Just as Pozzi confronts the making of each piece with his own particular experience, the viewer, in approaching a work, comes to it with his or her individual experience, knowledge and degree of awareness. It is difficult sometimes to comprehend the conditions Pozzi is working with, when presented with a single object. Although the works were constructed as individual pieces, which are to be seen and understood alone, being confronted with one is like meeting a person for the first time. Just as one gets to know someone through further acquaintance, one gains an ever more thorough understanding of Pozzi’s work by seeing more of it, even if the viewer is still forced to rely on his or her own view of a few fragments from Pozzi’s oeuvre in making an effort to understand its meaning.

Of the three groups of work presented in Pozzi’s recent show, the “Turnovers” are, to my mind, the most accessible and perhaps the best. They have a logic of organization that appears simple: a series of opposites, front and back, left and right, horizontal and vertical, are presented in a form contained within a procedure; the logic of this makes sense, for the system was arrived at in an attempt to make the characteristics of the work apparent to the audience. The piece has a wholeness that allows it to imply its position by just being. As such, it asserts itself in the gallery despite the torn-apart condition of the gallery space, and it has a beautiful presence as well.

Castles in the Air, by comparison, appears less contained and less readily understandable. The paintings are interesting seen together. Choices of color, drawing elements, size and medium seem to make some sense seen in relation to the four paintings, as well as other work Pozzi has done.
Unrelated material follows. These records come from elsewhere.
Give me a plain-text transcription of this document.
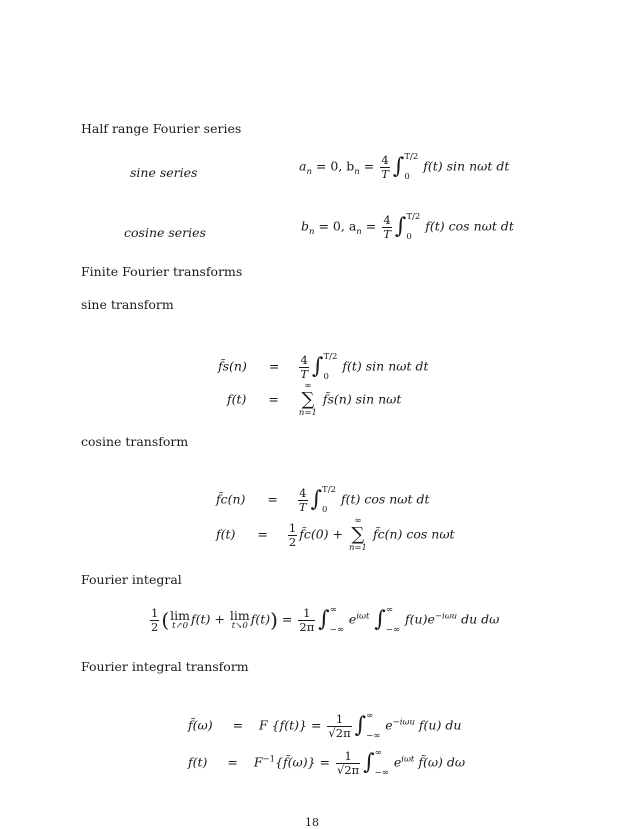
Half range Fourier series
sine series	$a_n = 0$, $b_n = \frac{4}{T}$ ∫ T/2
0
f(t) sin nωt dt
cosine series	$b_n = 0$, $a_n = \frac{4}{T}$ ∫ T/2
0
f(t) cos nωt dt
Finite Fourier transforms
sine transform
f̃s(n) = $\frac{4}{T}$ ∫ T/2
0
f(t) sin nωt dt
f(t) =
∞
∑
n=1
f̃s(n) sin nωt
cosine transform
f̃c(n) = $\frac{4}{T}$ ∫ T/2
0
f(t) cos nωt dt
$f(t) = \frac{1}{2}$ f̃c(0) +
∞
∑
n=1
f̃c(n) cos nωt
Fourier integral
$\frac{1}{2}$ ( lim
t↗0 f(t) + lim
t↘0 $f(t)) = \frac{1}{2\pi}$ ∫ ∞
−∞
$e^{i\omega t}$ ∫ ∞
−∞
$f(u)e^{-i\omega u}$ du dω
Fourier integral transform
f̃(ω) = F $\{f(t)\} = \frac{1}{√2\pi}$ ∫ ∞
−∞
$e^{-i\omega u}$ f(u) du
$f(t) = F^{-1}\{f̃(\omega)\} = \frac{1}{√2\pi}$ ∫ ∞
−∞
$e^{i\omega t}$ f̃(ω) dω
18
Yet the breakdown of the elements—the choice of the thinness of paint and of its uneven application, for example, do not fall into place with the build-up of the elements into a whole. It seems as though the piece is open-ended and, hence, less resolved, for that.

Feast of the Gods is, similarly, without the comprehensible unity of the “Turnovers.” Nevertheless, it is an interesting piece, even if, despite the idea implied by having the title encompass both parts (which are not only in different rooms but which have such obviously different media characteristics) the parts do not hold together visually. A disturbing incongruity forces the viewer to make a jump from the visual presentation to the subject matter. What is interesting in the piece is not immediately perceived, and, when it is, the material parts become slightly removed from the comment or idea about painting which the piece otherwise appears to illustrate.

These comments are made with the understanding that perhaps I am falling prey to the very notions which Pozzi is attempting to challenge. Feast of the Gods, for example, may be about forcing the viewer to confront his or her conception of unity in a work of art. The artist seems to be motivated with the intent of discovering what art is by questioning preconceived ideas about it and, as such, disrupting one’s sense of it. It is as though Pozzi were addressing the future, which, perhaps, is why, right now, I find Castles in the Air and Feast of the Gods without a complete presence. At this point I prefer the works that make their presences more immediately accessible to me.

Tiffany Bell

————————

NOTES

1. See Lucio Pozzi, “A Discussion Continued,” Central Artists Newsletter/6 (1975). The quotation from Hegel is from On Art, Religion, Philosophy, ed. Glenn-Gray, New York, 1970.

2. Pozzi, “A Discussion Continued.”

3. “Materialization: therefore worth doing. Different from those who talk of the death of art as a negative, conclusive point. The king is dead, long live the king. For me Hegel’s death of art statement has the effect of regenerating art, while de-classifying it” (notes by Pozzi).

4. Lucio Pozzi, notes to the author, 1978.